I put some new pics on my photo-blog if’n ya wanna take a gander. Yeah…I just said that. You have to excuse me. We’re leaving to go camping today and my Redneck is coming out in full-force. It’s like there are several different versions of me that live inside the same body/brain & they tend to all come out to play for different occasions. (Which means it’s not at all like Schizophrenia, where all your personalities want to come out to play at the same time.)
I’ve got the professional part for my photography that tries not to be too professional & stiff. It’s hard to get nice natural reactions & expressions from your subjects if you’re afraid to have any fun yourself.
I have a Shy Me.
I have a Fun, Crazy Me. I like her best and I think, so does everyone else. She’s funny.
I have a Sarcastic Me. She likes to make appearances on a regular basis, but she has the most fun when she’s drinking Rum.
There most definitely is a What Is Wrong With These Stupid People!! Me who puzzles over…well…the stupid things that stupid people do and doesn’t understand why those stupid people are so unbearably stupid. Were you born like that or did your mama throw you up against a wall a couple hundred times?
Stupid people make me do this:
There is something else that makes me do that, too.
And I do mean that stupid, disgraceful, sorry-excuse-for-entertainment on MTV. I could go on a tangent about this, but I’ll spare you. I’m pretty sure the fact that I hate it with the fiery passion of a million hells has been made clear and those of you that know anything about me can already take a pretty accurate guess as to why I hate it. So can one of my favorite bloggers since I ranted about it in her comments section recently 😛
Note to Self…breath. Get back on track. *Breathes. Get’s back on track.*
There is a Mean Me. I’m finding that I like her more & more. There is a Sweet Me which I’m finding I like less and less. But she’ll always be there because there’s also a Stubborn Me that refuses to let any other parts of me die.
I have Mommy Me. Wife Me. Sister Me. Daughter Me. Aunt Me, both a Mean and a Cool version. I prefer the Cool version and so do my nieces and nephews.
There’s You-Definitely-Don’t-Want-To-Piss-Me-Off Me, but I don’t think she comes out to play nearly enough because it takes A LOT to get her to perk up. Say something about my kids or my parenting. I dare you.

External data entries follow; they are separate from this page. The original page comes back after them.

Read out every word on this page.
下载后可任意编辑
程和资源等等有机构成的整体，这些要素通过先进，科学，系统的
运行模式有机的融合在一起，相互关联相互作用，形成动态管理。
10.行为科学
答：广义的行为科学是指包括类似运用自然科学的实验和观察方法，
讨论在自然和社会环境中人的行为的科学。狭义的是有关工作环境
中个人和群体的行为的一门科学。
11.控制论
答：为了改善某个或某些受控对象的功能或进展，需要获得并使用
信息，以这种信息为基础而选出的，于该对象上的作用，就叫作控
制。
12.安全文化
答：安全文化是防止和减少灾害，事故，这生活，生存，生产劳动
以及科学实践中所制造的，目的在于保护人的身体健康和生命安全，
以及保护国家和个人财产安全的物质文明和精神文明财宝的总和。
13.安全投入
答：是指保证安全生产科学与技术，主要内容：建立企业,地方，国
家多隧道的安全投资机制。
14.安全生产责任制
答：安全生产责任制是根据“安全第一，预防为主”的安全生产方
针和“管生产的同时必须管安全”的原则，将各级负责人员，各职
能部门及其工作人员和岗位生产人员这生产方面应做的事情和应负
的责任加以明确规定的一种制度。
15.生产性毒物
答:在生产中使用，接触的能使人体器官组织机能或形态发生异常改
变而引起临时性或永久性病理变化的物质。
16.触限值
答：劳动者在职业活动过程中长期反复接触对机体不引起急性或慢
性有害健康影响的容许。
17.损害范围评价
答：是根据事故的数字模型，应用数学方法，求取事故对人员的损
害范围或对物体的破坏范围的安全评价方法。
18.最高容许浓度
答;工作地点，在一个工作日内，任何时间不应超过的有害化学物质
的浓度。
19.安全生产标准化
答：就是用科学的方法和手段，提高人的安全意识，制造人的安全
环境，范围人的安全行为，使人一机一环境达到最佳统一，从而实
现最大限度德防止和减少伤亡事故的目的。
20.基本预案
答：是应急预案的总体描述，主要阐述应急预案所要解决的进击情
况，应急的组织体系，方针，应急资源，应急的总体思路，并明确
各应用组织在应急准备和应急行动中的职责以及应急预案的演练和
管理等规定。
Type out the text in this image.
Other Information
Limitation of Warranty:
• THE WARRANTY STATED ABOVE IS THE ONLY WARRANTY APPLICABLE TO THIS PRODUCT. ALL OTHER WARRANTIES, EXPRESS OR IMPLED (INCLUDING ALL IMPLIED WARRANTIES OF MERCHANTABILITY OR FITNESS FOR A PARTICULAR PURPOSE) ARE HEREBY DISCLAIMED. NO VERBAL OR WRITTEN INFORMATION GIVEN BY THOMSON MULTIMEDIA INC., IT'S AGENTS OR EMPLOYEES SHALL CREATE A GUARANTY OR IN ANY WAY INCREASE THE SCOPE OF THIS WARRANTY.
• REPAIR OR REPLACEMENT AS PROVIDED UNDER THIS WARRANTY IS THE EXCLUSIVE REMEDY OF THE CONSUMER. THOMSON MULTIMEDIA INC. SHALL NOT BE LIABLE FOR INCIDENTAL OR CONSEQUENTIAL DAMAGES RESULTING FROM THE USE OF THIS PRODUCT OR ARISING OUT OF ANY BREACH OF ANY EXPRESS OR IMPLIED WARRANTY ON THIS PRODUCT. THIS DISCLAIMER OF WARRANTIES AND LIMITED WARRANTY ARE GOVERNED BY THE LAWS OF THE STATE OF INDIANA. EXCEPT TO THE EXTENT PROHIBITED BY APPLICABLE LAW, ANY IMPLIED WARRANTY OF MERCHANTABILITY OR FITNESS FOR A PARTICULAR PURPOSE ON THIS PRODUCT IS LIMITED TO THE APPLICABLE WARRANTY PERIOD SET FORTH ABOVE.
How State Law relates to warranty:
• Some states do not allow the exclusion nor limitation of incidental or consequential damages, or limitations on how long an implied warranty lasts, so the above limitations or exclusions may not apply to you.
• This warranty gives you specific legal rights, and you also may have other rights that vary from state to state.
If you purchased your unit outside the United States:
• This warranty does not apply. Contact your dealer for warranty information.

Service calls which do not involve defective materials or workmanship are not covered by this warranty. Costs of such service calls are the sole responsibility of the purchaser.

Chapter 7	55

And the gun brings me back to the Me that I will be sporting this weekend; Redneck Me who is really just Country Girl Me that likes the term Redneck even though I don’t exactly meet all the requirements that befit the title. No cell phone. No computer. No toilet. (I admit, that one scares me a little.) But I will have a gun, a knife, a very large bat & a thick southern drawl. I hope I get attacked by some horror movie creature from Wrong Turn because I intend to shoot the face off that thing barefoot & in cut-off shorts while holding a Jack & Coke in the other hand. I’d shoot the bugs if I thought I could hit ’em.
I supposed it’s time for me to stop entertaining Procrastinator Me and go pack. See ya when we get back!